An Ivanhoe spokesman did not respond to requests for an interview.
"In a world in which China continues to grow at eight per cent a year, you are going to get a monster boom in Mongolia," Christopher Wood, chief economic strategist at stockbroker CLSA in Hong Kong, said. "With GDP growing 30 per cent a year because of the big mining projects, it"s the most interesting story in Asia at the moment."
Others argue that such optimism is premature.
That is partly because the next big project in the pipeline, Tavan Tolgoi, also looks set to take a long time to get going.
Also in the Gobi Desert and 270 kilometres north of Gashuun Sukhait on Mongolia"s border with China, the deposit has an estimated 1.5 billion tonnes of coking coal, which is used to make steel and sells at higher prices than thermal coal, which is used for electricity.
According to Eurasia Capital, Tavan Tolgoi could generate US$4 billion in royalties annually for Mongolia"s cash-strapped government from the date production starts.
That all depends on production starting, though. And up until now, the government has pursued a development model for Tavan Tolgoi that "simply will have to change", Frontier Securities" Mendoza says.
At first, the government was widely expected to fund the project by selling a stake to an international mining company. Analysts say there were nibbles from global mining majors, including Switzerland"s Xstrata and BHP Billiton. Xstrata declined to comment; BHP did not respond to requests for comment.
Then, in an about-face, Mongolia"s government announced in February that it had decided to hold on to 100 per cent of the project. On August 30, the government invited global mining companies to bid on the mine"s management contract.
"I cannot work out how the contractors would get paid," the World Bank"s Hancock said.
To raise cash to fund Tavan Tolgoi, the government hit on selling a 10 per cent stake to investors on Mongolia"s stock exchange, which opened in 1991 and boasts 350 companies. But the Mongolian stock market is too small to handle such a large initial public offering. Investment banks estimate that, all told, Tavan Tolgoi is worth up to US$20 billion but the total market capitalisation of the Mongolian exchange is just US$940 million, according to Frontier  Securities.
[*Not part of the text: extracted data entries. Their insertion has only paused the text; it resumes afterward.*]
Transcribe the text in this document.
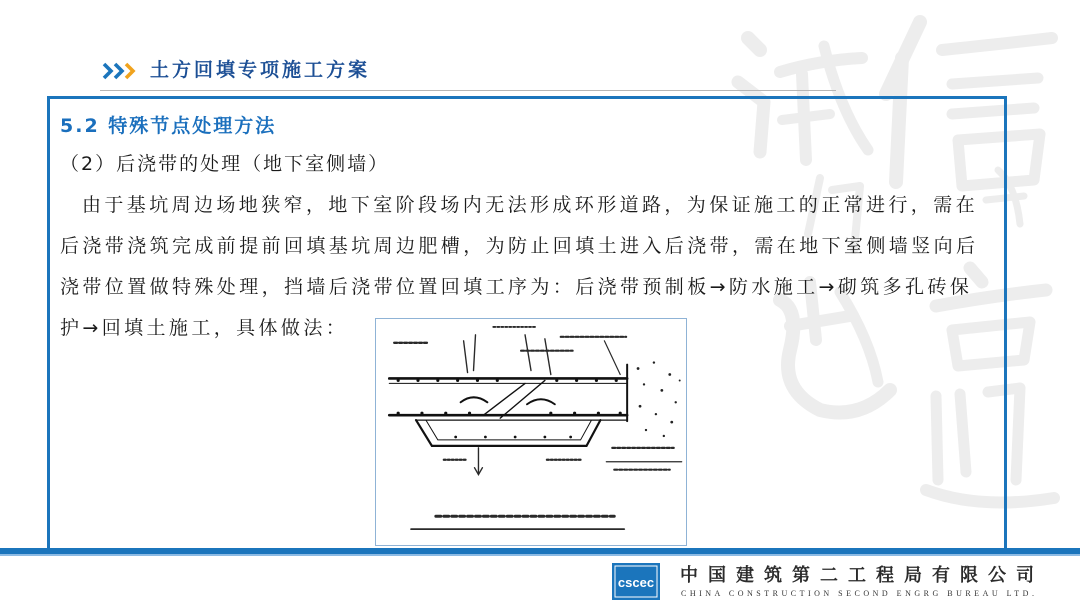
土方回填专项施工方案
5.2 特殊节点处理方法
（2）后浇带的处理（地下室侧墙）
由于基坑周边场地狭窄，地下室阶段场内无法形成环形道路，为保证施工的正常进行，需在
后浇带浇筑完成前提前回填基坑周边肥槽，为防止回填土进入后浇带，需在地下室侧墙竖向后
浇带位置做特殊处理，挡墙后浇带位置回填工序为：后浇带预制板→防水施工→砌筑多孔砖保
护→回填土施工，具体做法：
cscec 中国建筑第二工程局有限公司
CHINA CONSTRUCTION SECOND ENGRG BUREAU LTD.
Because most Mongolians are too poor to own and trade stocks, a paltry US$14 million worth of shares changed hands on the exchange in the first eight months of this year, Frontier says.
So far, China"s Shenhua Group and Japan"s Mitsui have signalled interest in bidding for the management contract. Mendoza believes some bidders will present counterproposals, involving them taking an equity stake in the asset to fund its  development.
But that could reignite government debate, potentially delaying the start up of Tavan Tolgoi.
Meanwhile, Hancock cautions that ordinary Mongolians have become prematurely optimistic about reaping rewards from mining projects during their lifetimes.
"People are expecting a lot of changes too soon," he said.
What"s more, Hancock says, because locals do not yet have specialist skills, the trickle-down effect will mostly come from mining companies using local suppliers.
Some people warn that a lack of government investment in education also risks simply turning Mongolia"s herders and blue-collar workforce into "metal-bashers", which might not increase their quality of life.
"You have a risk where the population is just focusing on labour-intensive skills rather than capital-intensive jobs," Mendoza said. But, he adds, this situation is probably inevitable, at least for a generation.
The Mongolian government has scrapped university tuition fees, making higher education free from September 1, the start of the country"s academic year.
Still, building an expert Mongolian workforce "will take a generation", Mendoza says.
"In one family, you may see the father working [down] the mine for 20 years. It is his children who can hopefully become educated enough to pursue professional careers within the sector."